Unraveling chemical bonding and Born charge in 1T-HfS₂

We combine infrared absorption and Raman scattering spectroscopies to explore the properties of 1T-HfS₂- a heavy transition metal chalcogenide with strong spin-orbit coupling due to incorporation of the 5d center. We employ the LO-TO splitting of the E_u mode along with a reevaluation of mode mass, unit cell volume, and dielectric constant to reveal the Born effective charge. We find Z_B*= 5.33e, in excellent agreement with complementary first principles calculations. In addition to resolving controversy over the nature of chemical bonding in this system, we decompose the Born charge into polarizability and local (ionic) charge. We find α= 5.07 ų and Z*= 5.19e, respectively.

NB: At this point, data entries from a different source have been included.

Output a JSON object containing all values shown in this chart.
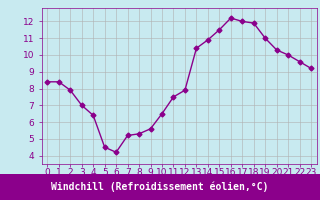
{
  "x": [
    0,
    1,
    2,
    3,
    4,
    5,
    6,
    7,
    8,
    9,
    10,
    11,
    12,
    13,
    14,
    15,
    16,
    17,
    18,
    19,
    20,
    21,
    22,
    23
  ],
  "y": [
    8.4,
    8.4,
    7.9,
    7.0,
    6.4,
    4.5,
    4.2,
    5.2,
    5.3,
    5.6,
    6.5,
    7.5,
    7.9,
    10.4,
    10.9,
    11.5,
    12.2,
    12.0,
    11.9,
    11.0,
    10.3,
    10.0,
    9.6,
    9.2
  ],
  "line_color": "#8b008b",
  "marker": "D",
  "marker_size": 2.5,
  "line_width": 1.0,
  "bg_color": "#c8eaf0",
  "grid_color": "#b0b0b0",
  "xlabel": "Windchill (Refroidissement éolien,°C)",
  "xlabel_color": "#8b008b",
  "tick_color": "#8b008b",
  "label_bg_color": "#8b008b",
  "label_text_color": "#ffffff",
  "ylim": [
    3.5,
    12.8
  ],
  "xlim": [
    -0.5,
    23.5
  ],
  "yticks": [
    4,
    5,
    6,
    7,
    8,
    9,
    10,
    11,
    12
  ],
  "xtick_labels": [
    "0",
    "1",
    "2",
    "3",
    "4",
    "5",
    "6",
    "7",
    "8",
    "9",
    "10",
    "11",
    "12",
    "13",
    "14",
    "15",
    "16",
    "17",
    "18",
    "19",
    "20",
    "21",
    "22",
    "23"
  ],
  "xlabel_fontsize": 7.0,
  "tick_fontsize": 6.5
}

In order to understand how Z_B* relates to the nominal 4+ charge of the Hf center, we decompose the theoretical Born effective charge into band-by-band contributions, and find that polar displacement-induced charge transfer from sulfur p to hafnium d orbitals is responsible for the enhancement of Born charge. 1T-HfS₂ is thus an ionic crystal with strong and dynamic covalent effects. Taken together, our work places the vibrational properties of 1T-HfS₂ on a firm foundation and opens the door to intercalation and doping studies, growth of nanotubes, and sheet exfoliation.